United Kingdom: In its annual review of the British economy, the IMF said the government should try to limit the risk of persistently high inflation by bringing forward planned tax hikes, especially on higher-income people. In contrast, the organization warned the Bank of England should not increase interest rates rapidly, or it could risk tipping the economy into recession.
EU Information Technology Regulation: The European Commission has proposed new legislation that would force big technology companies to share more of the non-personal data generated by connected products like smart appliances or automobiles.
- The proposal is part of the biggest proposed expansion of global tech regulation in decades. The EU is in the final stages of settling on the texts of two new laws aimed at large tech companies. One seeks to limit potential abuses of dominance, and the other aims to force them to take more responsibility for policing online content; significant fines back both.
- As we’ve said before, the global technology industry faces increased regulatory risks, not only in Europe but in countries such as Canada and the U.S. Increased regulation would threaten tech firms’ profits and take even more wind out of their stock prices.
Global Energy Technology: We’re always on the lookout for up-and-coming technologies that could not only change how we all live but also offer future investment opportunities.
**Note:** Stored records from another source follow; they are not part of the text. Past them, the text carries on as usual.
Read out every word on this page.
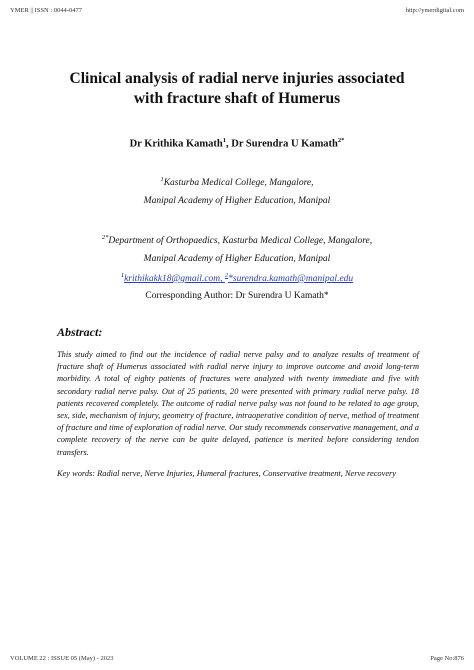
YMER || ISSN : 0044-0477	http://ymerdigital.com
Clinical analysis of radial nerve injuries associated
with fracture shaft of Humerus
Dr Krithika Kamath$^1$, Dr Surendra U Kamath$^{2*}$
$^1$Kasturba Medical College, Mangalore,
Manipal Academy of Higher Education, Manipal
$^{2*}$Department of Orthopaedics, Kasturba Medical College, Mangalore,
Manipal Academy of Higher Education, Manipal
$^1$krithikakk18@gmail.com, $^2$*surendra.kamath@manipal.edu
Corresponding Author: Dr Surendra U Kamath*
Abstract:
This study aimed to find out the incidence of radial nerve palsy and to analyze results of treatment of fracture shaft of Humerus associated with radial nerve injury to improve outcome and avoid long-term morbidity. A total of eighty patients of fractures were analyzed with twenty immediate and five with secondary radial nerve palsy. Out of 25 patients, 20 were presented with primary radial nerve palsy. 18 patients recovered completely. The outcome of radial nerve palsy was not found to be related to age group, sex, side, mechanism of injury, geometry of fracture, intraoperative condition of nerve, method of treatment of fracture and time of exploration of radial nerve. Our study recommends conservative management, and a complete recovery of the nerve can be quite delayed, patience is merited before considering tendon transfers.
Key words: Radial nerve, Nerve Injuries, Humeral fractures, Conservative treatment, Nerve recovery
VOLUME 22 : ISSUE 05 (May) - 2023	Page No:876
In one such development, European aerospace giant Airbus (EADSY, $32.03) said it would work with France’s Safran (SAFRY, $31.94) and General Electric (GE, $94.15) of the U.S. to develop an engine that can run on hydrogen. Executives said that a converted A380 test aircraft would fly by the end of 2026 and that a zero-emissions plane could be in service by 2035.
COVID-19: Official data show confirmed cases have risen to 428,190,863 worldwide, with 5,909,581 deaths. In the U.S., confirmed cases rose to 78,649,877, with 939,202 deaths. (For an interactive chart that allows you to compare cases and deaths among countries, scaled by population, click here.) Meanwhile, in data on the U.S. vaccination program, the number of people who are considered fully vaccinated now totals 215,006,201, equal to 64.8% of the total population.
- In the U.S., data continues to suggest that the highly transmissible Omicron mutation is in retreat. The seven-day average of people hospitalized with a confirmed or suspected COVID-19 infection fell to 62,464 yesterday, down 44% from two weeks ago.
- Despite the downward trend in Omicron infections and hospitalizations in the U.S. and many other countries, scientists say a more transmissible subvariant of the mutation, designated BA.2, has surged to account for more than a third of global COVID-19 cases sequenced recently and could extend the current infection waves. Nevertheless, we still believe most developed countries will continue to ratchet down their economically disruptive pandemic restrictions because of Omicron’s reduced morbidity, a better understanding of how to live with the disease, and voter fatigue with social distancing measures.
- As Hong Kong continues to grapple with its big infection wave with draconian testing and lockdown measures, the municipal government said it would give spending vouchers of HK$10,000 (US$1,280) to 6.6 million adult residents in order to help preserve demand and support the economy.
Economic and Financial Market Impacts
- While U.S. life insurers saw a jump in COVID-19 deaths last year, as anticipated, they also faced higher payouts because of an unexpected rise in non-coronavirus deaths. Industry executives and actuaries believe many of these other fatalities are tied to delays in medical care as a result of lockdowns in 2020, and later, people’s fears of seeking out treatment and trouble lining up appointments.